Salvo el sobretodo, que es del color del vino como le gusta al Papá, está vestido de negro. Pantalón, camisa, botas, sombrero y pañuelo anudado al cuello. Todo de negro. Se le nota aunque venga cubierto del polvo del camino.

Pensás: anda de a pie, ¿y cómo llegó hasta acá sin un caballo? ¿Y no tiene calor vestido así?

Te sorprende darte cuenta que en una mano lleva un poncho.

Mientras decidís si apuntarle o no ni bien entre al terreno de tu familia, las gallinas desesperadas empiezan a correr en círculos buscando donde esconderse. No del Viejo que bajó del monte. De otra cosa. Ves la sombra volando en el suelo… y te avivás sin la necesidad de mirar arriba, de mirar al cielo.

Lo que te faltaba.

Un halcón.

Justo cuando el Viejo que bajó del monte ha llegado a la entrada del rancho.

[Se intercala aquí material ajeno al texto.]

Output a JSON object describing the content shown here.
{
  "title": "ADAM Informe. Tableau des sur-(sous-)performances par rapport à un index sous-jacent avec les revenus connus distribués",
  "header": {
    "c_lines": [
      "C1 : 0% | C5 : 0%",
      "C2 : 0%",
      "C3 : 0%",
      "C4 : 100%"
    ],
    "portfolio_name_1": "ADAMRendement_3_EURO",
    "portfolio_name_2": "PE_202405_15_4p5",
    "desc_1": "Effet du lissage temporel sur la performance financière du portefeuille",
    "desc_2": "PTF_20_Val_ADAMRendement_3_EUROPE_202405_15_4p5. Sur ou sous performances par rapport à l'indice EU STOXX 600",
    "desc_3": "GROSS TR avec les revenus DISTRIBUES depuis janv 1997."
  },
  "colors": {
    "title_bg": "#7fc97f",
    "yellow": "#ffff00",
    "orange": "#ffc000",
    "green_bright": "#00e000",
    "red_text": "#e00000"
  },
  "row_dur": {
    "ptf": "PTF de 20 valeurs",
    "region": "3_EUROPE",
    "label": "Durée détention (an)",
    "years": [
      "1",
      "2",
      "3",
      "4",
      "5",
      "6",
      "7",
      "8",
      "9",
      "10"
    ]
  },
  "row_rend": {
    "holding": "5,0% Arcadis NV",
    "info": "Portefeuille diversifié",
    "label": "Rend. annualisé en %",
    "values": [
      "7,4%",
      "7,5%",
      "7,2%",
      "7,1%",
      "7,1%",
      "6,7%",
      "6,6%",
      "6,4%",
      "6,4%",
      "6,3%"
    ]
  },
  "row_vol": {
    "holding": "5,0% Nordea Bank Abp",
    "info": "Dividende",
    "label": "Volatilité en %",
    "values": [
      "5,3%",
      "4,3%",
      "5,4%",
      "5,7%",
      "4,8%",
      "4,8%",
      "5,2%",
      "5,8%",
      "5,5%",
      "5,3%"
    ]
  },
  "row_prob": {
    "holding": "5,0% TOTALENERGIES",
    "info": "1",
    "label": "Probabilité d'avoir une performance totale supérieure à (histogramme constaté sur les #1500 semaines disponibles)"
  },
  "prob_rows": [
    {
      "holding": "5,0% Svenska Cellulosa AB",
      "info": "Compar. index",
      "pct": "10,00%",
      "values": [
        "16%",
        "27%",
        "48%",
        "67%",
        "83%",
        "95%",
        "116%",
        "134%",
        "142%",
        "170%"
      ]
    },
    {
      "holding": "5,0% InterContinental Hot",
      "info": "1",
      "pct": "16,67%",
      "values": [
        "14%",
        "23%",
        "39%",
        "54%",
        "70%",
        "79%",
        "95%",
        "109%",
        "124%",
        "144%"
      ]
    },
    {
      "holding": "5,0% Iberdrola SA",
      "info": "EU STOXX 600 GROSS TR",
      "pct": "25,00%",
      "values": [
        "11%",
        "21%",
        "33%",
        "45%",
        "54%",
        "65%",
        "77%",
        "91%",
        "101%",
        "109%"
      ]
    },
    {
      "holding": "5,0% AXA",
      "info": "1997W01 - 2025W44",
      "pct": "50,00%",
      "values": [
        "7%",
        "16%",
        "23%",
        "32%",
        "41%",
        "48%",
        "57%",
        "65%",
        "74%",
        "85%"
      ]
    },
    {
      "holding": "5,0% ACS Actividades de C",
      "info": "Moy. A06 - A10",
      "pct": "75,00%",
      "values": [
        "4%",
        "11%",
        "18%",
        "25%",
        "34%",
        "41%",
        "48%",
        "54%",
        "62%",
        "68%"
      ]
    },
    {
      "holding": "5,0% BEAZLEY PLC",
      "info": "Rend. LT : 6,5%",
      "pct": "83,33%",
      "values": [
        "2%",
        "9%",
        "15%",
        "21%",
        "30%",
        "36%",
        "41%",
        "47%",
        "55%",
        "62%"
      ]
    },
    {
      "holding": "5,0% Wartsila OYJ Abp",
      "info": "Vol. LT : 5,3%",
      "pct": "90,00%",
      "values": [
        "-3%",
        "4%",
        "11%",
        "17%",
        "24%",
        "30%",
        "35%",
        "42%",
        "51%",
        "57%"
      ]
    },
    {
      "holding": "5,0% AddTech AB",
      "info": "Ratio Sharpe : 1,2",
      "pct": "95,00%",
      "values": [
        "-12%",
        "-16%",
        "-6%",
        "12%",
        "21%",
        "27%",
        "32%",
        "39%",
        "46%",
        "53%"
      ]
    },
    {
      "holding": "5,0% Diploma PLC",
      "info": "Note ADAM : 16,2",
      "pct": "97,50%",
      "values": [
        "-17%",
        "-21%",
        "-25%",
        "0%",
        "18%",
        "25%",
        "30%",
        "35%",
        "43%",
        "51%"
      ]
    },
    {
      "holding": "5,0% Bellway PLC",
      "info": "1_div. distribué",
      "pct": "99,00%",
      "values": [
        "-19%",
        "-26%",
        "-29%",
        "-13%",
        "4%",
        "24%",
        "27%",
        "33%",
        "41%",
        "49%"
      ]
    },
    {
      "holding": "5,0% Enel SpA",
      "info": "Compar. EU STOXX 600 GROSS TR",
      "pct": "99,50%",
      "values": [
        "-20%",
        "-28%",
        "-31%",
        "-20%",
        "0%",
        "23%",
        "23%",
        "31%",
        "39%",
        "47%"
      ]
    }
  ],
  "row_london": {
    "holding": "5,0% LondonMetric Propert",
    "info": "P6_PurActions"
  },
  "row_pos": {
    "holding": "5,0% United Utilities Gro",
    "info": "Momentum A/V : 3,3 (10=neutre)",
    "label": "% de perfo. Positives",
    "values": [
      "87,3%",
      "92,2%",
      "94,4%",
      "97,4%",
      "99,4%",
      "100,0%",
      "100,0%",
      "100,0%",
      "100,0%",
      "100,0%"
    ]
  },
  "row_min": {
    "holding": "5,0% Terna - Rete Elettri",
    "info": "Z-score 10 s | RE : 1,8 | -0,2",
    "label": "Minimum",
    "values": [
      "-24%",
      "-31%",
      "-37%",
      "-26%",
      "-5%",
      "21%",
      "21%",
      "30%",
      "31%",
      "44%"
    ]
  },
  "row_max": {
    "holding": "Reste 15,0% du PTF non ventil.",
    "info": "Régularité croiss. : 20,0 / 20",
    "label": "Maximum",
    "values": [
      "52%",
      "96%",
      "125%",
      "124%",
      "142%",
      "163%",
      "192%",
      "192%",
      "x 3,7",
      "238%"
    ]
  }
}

La escopeta es una doble caño. Tenés dos tiros. Después, sí o sí, recargar. Abrís para asegurarte de que esté con munición. Ves los dos cartuchos. La volvés a cerrar. La amartillás. Y, de corazón, esperás que la suerte no te sea esquiva y que con los primeros disparos los hagas cagar de una a los dos.

Al halcón.

Y al Viejo que bajó del monte.

Ya sea un primo que le viene a hurtar lo que es del Papá en su ausencia. El Supay del norte de Santiago del Estero. El del sur de Tucumán. O aquel que llamó en rezos María para que venga a cuidarte.